Comment 5 Mark Wielaard 2016-01-20 11:44:39 UTC
For reference here is the full commit explaining that previously the RLIMIT_DATA value indeed was mostly harmless only affecting brk, but now restricts any data area allocations:

commit 84638335900f1995495838fe1bd4870c43ec1f67
Author:     Konstantin Khlebnikov <koct9i@gmail.com>
AuthorDate: Thu Jan 14 15:22:07 2016 -0800
Commit:     Linus Torvalds <torvalds@linux-foundation.org>
CommitDate: Thu Jan 14 16:00:49 2016 -0800

    mm: rework virtual memory accounting
    
    When inspecting a vague code inside prctl(PR_SET_MM_MEM) call (which
    testing the RLIMIT_DATA value to figure out if we're allowed to assign
    new @start_brk, @brk, @start_data, @end_data from mm_struct) it's been
    commited that RLIMIT_DATA in a form it's implemented now doesn't do
    anything useful because most of user-space libraries use mmap() syscall
    for dynamic memory allocations.
    
    Linus suggested to convert RLIMIT_DATA rlimit into something suitable
    for anonymous memory accounting.  But in this patch we go further, and
    the changes are bundled together as:
    
     * keep vma counting if CONFIG_PROC_FS=n, will be used for limits
     * replace mm->shared_vm with better defined mm->data_vm
     * account anonymous executable areas as executable
     * account file-backed growsdown/up areas as stack
     * drop struct file* argument from vm_stat_account
     * enforce RLIMIT_DATA for size of data areas
    
    This way code looks cleaner: now code/stack/data classification depends
    only on vm_flags state:
    
     VM_EXEC & ~VM_WRITE            -> code  (VmExe + VmLib in proc)
     VM_GROWSUP | VM_GROWSDOWN      -> stack (VmStk)
     VM_WRITE & ~VM_SHARED & !stack -> data  (VmData)
    
    The rest (VmSize - VmData - VmStk - VmExe - VmLib) could be called
    "shared", but that might be strange beast like readonly-private or VM_IO
    area.
    
     - RLIMIT_AS            limits whole address space "VmSize"
     - RLIMIT_STACK         limits stack "VmStk" (but each vma individually)
     - RLIMIT_DATA          now limits "VmData"
    
    Signed-off-by: Konstantin Khlebnikov <koct9i@gmail.com>
    Signed-off-by: Cyrill Gorcunov <gorcunov@openvz.org>
    Cc: Quentin Casasnovas <quentin.casasnovas@oracle.com>
    Cc: Vegard Nossum <vegard.nossum@oracle.com>
    Acked-by: Linus Torvalds <torvalds@linux-foundation.org>
    Cc: Willy Tarreau <w@1wt.eu>
    Cc: Andy Lutomirski <luto@amacapital.net>
    Cc: Kees Cook <keescook@google.com>
    Cc: Vladimir Davydov <vdavydov@virtuozzo.com>
    Cc: Pavel Emelyanov <xemul@virtuozzo.com>
    Cc: Peter Zijlstra <a.p.zijlstra@chello.nl>
    Signed-off-by: Andrew Morton <akpm@linux-foundation.org>
    Signed-off-by: Linus Torvalds <torvalds@linux-foundation.org>
Comment 6 Mark Wielaard 2016-01-20 13:03:05 UTC
Created attachment 96751 [details]
Remove setting zero RLIMIT_DATA

The simplest seems to be to just remove the zero data rlimit.
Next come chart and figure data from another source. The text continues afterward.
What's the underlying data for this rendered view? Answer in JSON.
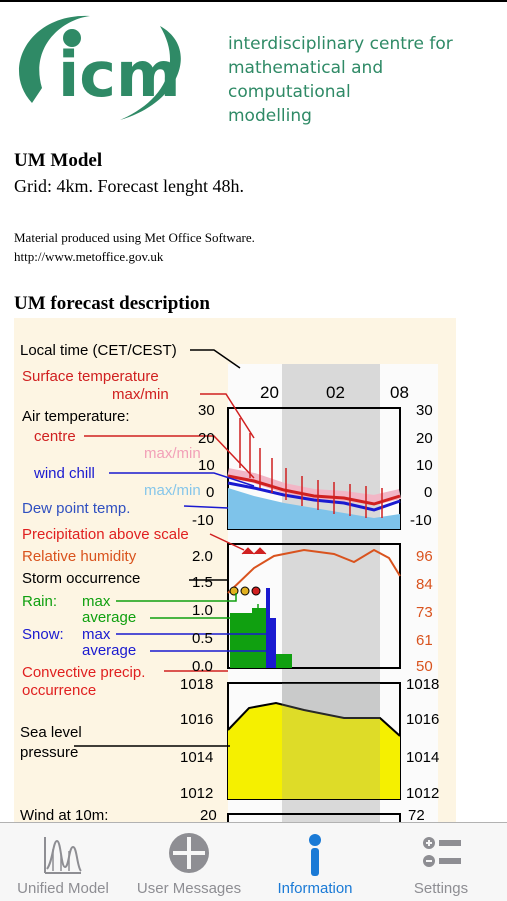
{
  "logo": {
    "wordmark": "icm",
    "lines": [
      "interdisciplinary centre for",
      "mathematical and computational",
      "modelling"
    ],
    "color": "#2f8a66"
  },
  "model": {
    "title": "UM Model",
    "grid": "Grid: 4km. Forecast lenght 48h."
  },
  "material": {
    "line1": "Material produced using Met Office Software.",
    "line2": "http://www.metoffice.gov.uk"
  },
  "description": {
    "title": "UM forecast description"
  },
  "diagram": {
    "local_time": "Local time (CET/CEST)",
    "time_ticks": [
      "20",
      "02",
      "08"
    ],
    "surface_temp": "Surface temperature",
    "surface_temp_maxmin": "max/min",
    "air_temp": "Air temperature:",
    "centre": "centre",
    "centre_maxmin": "max/min",
    "wind_chill": "wind chill",
    "wind_chill_maxmin": "max/min",
    "dew_point": "Dew point temp.",
    "temp_ticks": [
      "30",
      "20",
      "10",
      "0",
      "-10"
    ],
    "precip_above": "Precipitation above scale",
    "rel_humidity": "Relative humidity",
    "storm": "Storm occurrence",
    "rain": "Rain:",
    "rain_max": "max",
    "rain_avg": "average",
    "snow": "Snow:",
    "snow_max": "max",
    "snow_avg": "average",
    "convective": "Convective precip.",
    "convective2": "occurrence",
    "precip_ticks": [
      "2.0",
      "1.5",
      "1.0",
      "0.5",
      "0.0"
    ],
    "rh_ticks": [
      "96",
      "84",
      "73",
      "61",
      "50"
    ],
    "sea_level": "Sea level",
    "pressure": "pressure",
    "pressure_ticks": [
      "1018",
      "1016",
      "1014",
      "1012"
    ],
    "wind": "Wind at 10m:",
    "wind_left": "20",
    "wind_right": "72"
  },
  "tabs": [
    {
      "label": "Unified Model",
      "icon": "unified-model-icon"
    },
    {
      "label": "User Messages",
      "icon": "user-messages-icon"
    },
    {
      "label": "Information",
      "icon": "information-icon",
      "active": true
    },
    {
      "label": "Settings",
      "icon": "settings-icon"
    }
  ],
  "colors": {
    "active_tab": "#1a7ad6",
    "inactive_tab": "#8e8e93",
    "red": "#d02020",
    "blue": "#1a1ad0",
    "green": "#10a010"
  }
}
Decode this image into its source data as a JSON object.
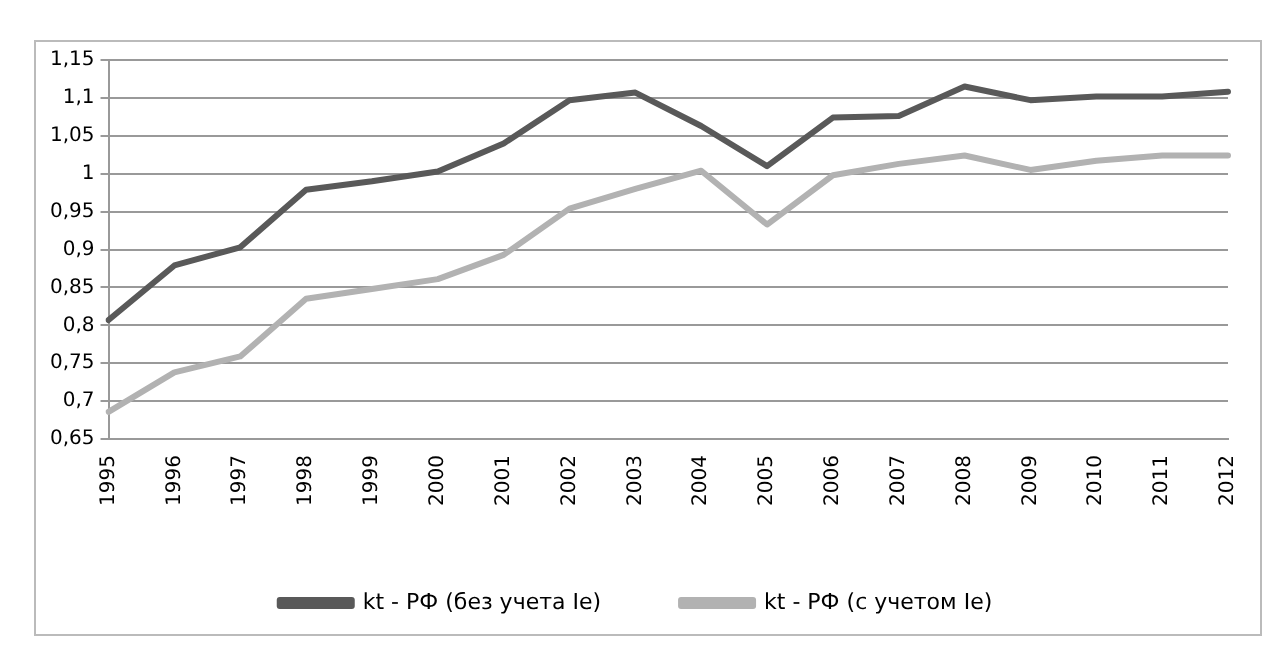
{
  "chart_data": {
    "type": "line",
    "categories": [
      "1995",
      "1996",
      "1997",
      "1998",
      "1999",
      "2000",
      "2001",
      "2002",
      "2003",
      "2004",
      "2005",
      "2006",
      "2007",
      "2008",
      "2009",
      "2010",
      "2011",
      "2012"
    ],
    "series": [
      {
        "name": "kt - РФ (без учета Ie)",
        "color": "#595959",
        "values": [
          0.807,
          0.879,
          0.903,
          0.979,
          0.99,
          1.003,
          1.04,
          1.097,
          1.107,
          1.063,
          1.01,
          1.074,
          1.076,
          1.115,
          1.097,
          1.102,
          1.102,
          1.108
        ]
      },
      {
        "name": "kt - РФ (с учетом Ie)",
        "color": "#b2b2b2",
        "values": [
          0.686,
          0.738,
          0.759,
          0.835,
          0.848,
          0.861,
          0.893,
          0.954,
          0.98,
          1.004,
          0.933,
          0.998,
          1.013,
          1.024,
          1.005,
          1.017,
          1.024,
          1.024
        ]
      }
    ],
    "ylim": [
      0.65,
      1.15
    ],
    "yticks": [
      {
        "value": 0.65,
        "label": "0,65"
      },
      {
        "value": 0.7,
        "label": "0,7"
      },
      {
        "value": 0.75,
        "label": "0,75"
      },
      {
        "value": 0.8,
        "label": "0,8"
      },
      {
        "value": 0.85,
        "label": "0,85"
      },
      {
        "value": 0.9,
        "label": "0,9"
      },
      {
        "value": 0.95,
        "label": "0,95"
      },
      {
        "value": 1,
        "label": "1"
      },
      {
        "value": 1.05,
        "label": "1,05"
      },
      {
        "value": 1.1,
        "label": "1,1"
      },
      {
        "value": 1.15,
        "label": "1,15"
      }
    ],
    "grid": "y",
    "legend": "bottom",
    "marker": "none"
  }
}
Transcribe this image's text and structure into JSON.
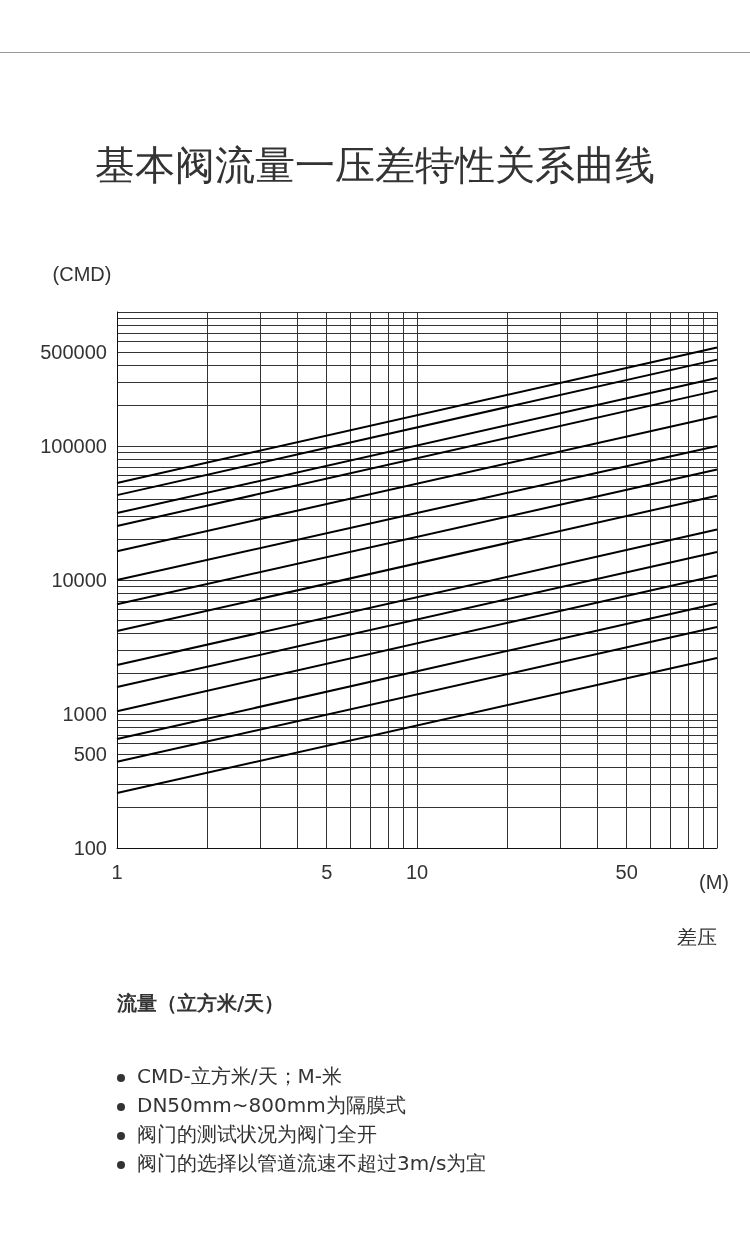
{
  "chart_data": {
    "type": "line",
    "title": "基本阀流量一压差特性关系曲线",
    "xlabel": "(M)",
    "ylabel": "(CMD)",
    "log": "xy",
    "grid": true,
    "marker": "none",
    "line_style": "solid",
    "x": [
      1,
      100
    ],
    "xlim": [
      1,
      100
    ],
    "xticks": [
      1,
      {
        "value": 2,
        "label": null
      },
      {
        "value": 3,
        "label": null
      },
      {
        "value": 4,
        "label": null
      },
      5,
      {
        "value": 6,
        "label": null
      },
      {
        "value": 7,
        "label": null
      },
      {
        "value": 8,
        "label": null
      },
      {
        "value": 9,
        "label": null
      },
      10,
      {
        "value": 20,
        "label": null
      },
      {
        "value": 30,
        "label": null
      },
      {
        "value": 40,
        "label": null
      },
      50,
      {
        "value": 60,
        "label": null
      },
      {
        "value": 70,
        "label": null
      },
      {
        "value": 80,
        "label": null
      },
      {
        "value": 90,
        "label": null
      },
      {
        "value": 100,
        "label": null
      }
    ],
    "ylim": [
      100,
      1000000
    ],
    "yticks": [
      100,
      {
        "value": 200,
        "label": null
      },
      {
        "value": 300,
        "label": null
      },
      {
        "value": 400,
        "label": null
      },
      500,
      {
        "value": 600,
        "label": null
      },
      {
        "value": 700,
        "label": null
      },
      {
        "value": 800,
        "label": null
      },
      {
        "value": 900,
        "label": null
      },
      1000,
      {
        "value": 2000,
        "label": null
      },
      {
        "value": 3000,
        "label": null
      },
      {
        "value": 4000,
        "label": null
      },
      {
        "value": 5000,
        "label": null
      },
      {
        "value": 6000,
        "label": null
      },
      {
        "value": 7000,
        "label": null
      },
      {
        "value": 8000,
        "label": null
      },
      {
        "value": 9000,
        "label": null
      },
      10000,
      {
        "value": 20000,
        "label": null
      },
      {
        "value": 30000,
        "label": null
      },
      {
        "value": 40000,
        "label": null
      },
      {
        "value": 50000,
        "label": null
      },
      {
        "value": 60000,
        "label": null
      },
      {
        "value": 70000,
        "label": null
      },
      {
        "value": 80000,
        "label": null
      },
      {
        "value": 90000,
        "label": null
      },
      100000,
      {
        "value": 200000,
        "label": null
      },
      {
        "value": 300000,
        "label": null
      },
      {
        "value": 400000,
        "label": null
      },
      500000,
      {
        "value": 600000,
        "label": null
      },
      {
        "value": 700000,
        "label": null
      },
      {
        "value": 800000,
        "label": null
      },
      {
        "value": 900000,
        "label": null
      },
      {
        "value": 1000000,
        "label": null
      }
    ],
    "series": [
      {
        "color": "#000000",
        "values": [
          53000,
          543000
        ]
      },
      {
        "color": "#000000",
        "values": [
          43000,
          441000
        ]
      },
      {
        "color": "#000000",
        "values": [
          31600,
          322000
        ]
      },
      {
        "color": "#000000",
        "values": [
          25300,
          259000
        ]
      },
      {
        "color": "#000000",
        "values": [
          16400,
          167000
        ]
      },
      {
        "color": "#000000",
        "values": [
          10000,
          100000
        ]
      },
      {
        "color": "#000000",
        "values": [
          6600,
          66700
        ]
      },
      {
        "color": "#000000",
        "values": [
          4160,
          42600
        ]
      },
      {
        "color": "#000000",
        "values": [
          2320,
          23800
        ]
      },
      {
        "color": "#000000",
        "values": [
          1590,
          16200
        ]
      },
      {
        "color": "#000000",
        "values": [
          1050,
          10800
        ]
      },
      {
        "color": "#000000",
        "values": [
          650,
          6670
        ]
      },
      {
        "color": "#000000",
        "values": [
          440,
          4460
        ]
      },
      {
        "color": "#000000",
        "values": [
          257,
          2620
        ]
      }
    ],
    "annotations": [
      "差压",
      "流量（立方米/天）",
      "CMD-立方米/天；M-米",
      "DN50mm~800mm为隔膜式",
      "阀门的测试状况为阀门全开",
      "阀门的选择以管道流速不超过3m/s为宜"
    ]
  }
}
It also gets rid of some nasty hacks in our execv and spawn wrappers.
Comment 7 Ivo Raisr 2016-01-20 17:03:59 UTC
Hi Mark, Thank you for providing the fix also for Solaris.
It works ok on Solaris 12, regression tests passed.
Comment 8 Mark Wielaard 2016-01-21 11:38:40 UTC
(In reply to Ivo Raisr from comment #7)
> Hi Mark, Thank you for providing the fix also for Solaris.
> It works ok on Solaris 12, regression tests passed.

Thanks for testing!

This has now been committed as valgrind svn r15766.